Pallone Opening Remarks at Hearing on Advancing Treatments and Cures for Neurodegenerative Diseases
Energy and Commerce Committee Chairman Frank Pallone, Jr. (D-NJ) delivered the following opening remarks today at a Health Subcommittee hearing on “The Path Forward: Advancing Treatments and Cures for Neurodegenerative Diseases:”
Our understanding of the human brain has rapidly increased in recent years thanks to advancements in science and research. Yet neurodegenerative diseases and their causes continue to be a mystery in many ways. Few treatments for the symptoms of neurodegenerative diseases exist, and there are no known cures that significantly slow or eliminate disease progression. As a result, millions of Americans and their families face the heartbreaking daily challenges that come with a neurodegenerative disease.
Congress and this Committee in recent years have supported substantial investments in neurodegenerative disease research and flexibilities for clinical research.
In 2016, we passed the 21st Century Cures Act, which authorized over $1.5 billion to support the National Institutes of Health’s (NIH) Brain Research through Advancing Innovative Neurotechnologies (BRAIN) Initiative or the BRAIN Initiative. This Initiative’s mission is to revolutionize our understanding of the human brain and discover new ways to treat, cure, and prevent brain disorders, including neurodegenerative diseases. By accelerating the development of novel technologies to map a new picture and understanding of the brain, the BRAIN Initiative is providing a revolutionary foundation for future research and clinical development. This work will be augmented by the Advanced Research Projects Agency for Health, or ARPA-H, proposed by President Biden.
The Food and Drug Administration (FDA) also plays a key role. The agency is responsible for the safety and efficacy of all drugs and treatments in development, including those to treat brain disorders. FDA also provides guidance to industry on clinical trial design, meaningful endpoint considerations to determine whether a treatment is beneficial, and market approval. It also works with physicians and patients when treatment options may be unavailable.
Through both 21st Century Cures and the FDA Reauthorization Act, this Committee has encouraged greater guidance on the use of novel clinical trials and the inclusion of patients in the drug development process.
These are all promising steps, but it is clear that more must be done to support the discovery and development of safe and effective treatments and cures, and to provide quality, affordable, and equitable care to patients and their families.

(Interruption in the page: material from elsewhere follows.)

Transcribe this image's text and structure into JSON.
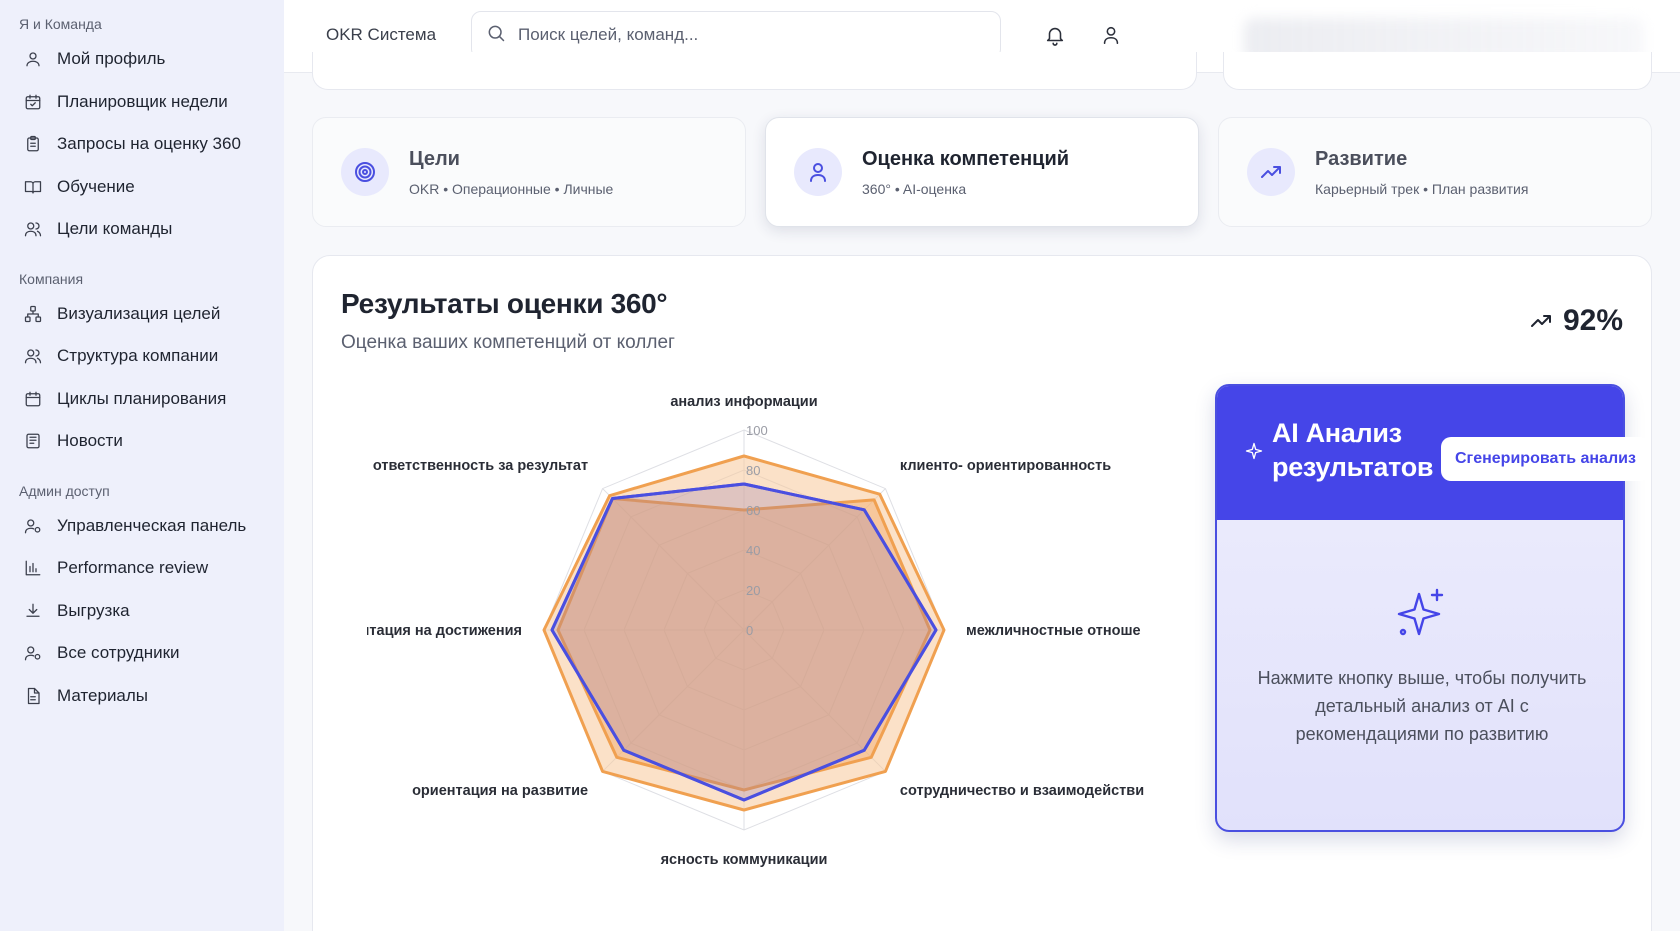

In order to protect patients, caretakers, and the American public, it is important that we understand the current state of science for neurodegenerative diseases and how we can further improve access to clinical trials and the development of potential treatments or cures.
It is our responsibility to provide federal agencies with the necessary resources.
On our first panel, we will hear from government representatives at the FDA, National Institute on Aging, and National Institutes of Neurological Disorders and Stroke. I am particularly interested in hearing about the progress that has been made since the passage of both the 21st Century Cures Act and the FDA Reauthorization Act in 2017, how these programs are affecting clinical research and drug development, and what more needs to be done.
On our second panel, we will hear from researchers, industry, patients, and caretakers. Their experiences are critical to our work here today.
Patients and their caretakers live the physical and emotional symptoms of these diseases every day, including the arduous process of enrolling and participating in a clinical trial and searching for available treatments. These are our neighbors, friends, and for many of us, family.
I also look forward to hearing from those on the cutting edge of research into ALS and neurodegenerative diseases, who have conducted clinical trials and treated patients with the disease. We will also hear from industry about therapies in the pipeline and the challenges manufacturers face in developing treatments for neurodegenerative diseases.
I thank all of the witnesses for appearing here today, and I yield back the balance of my time.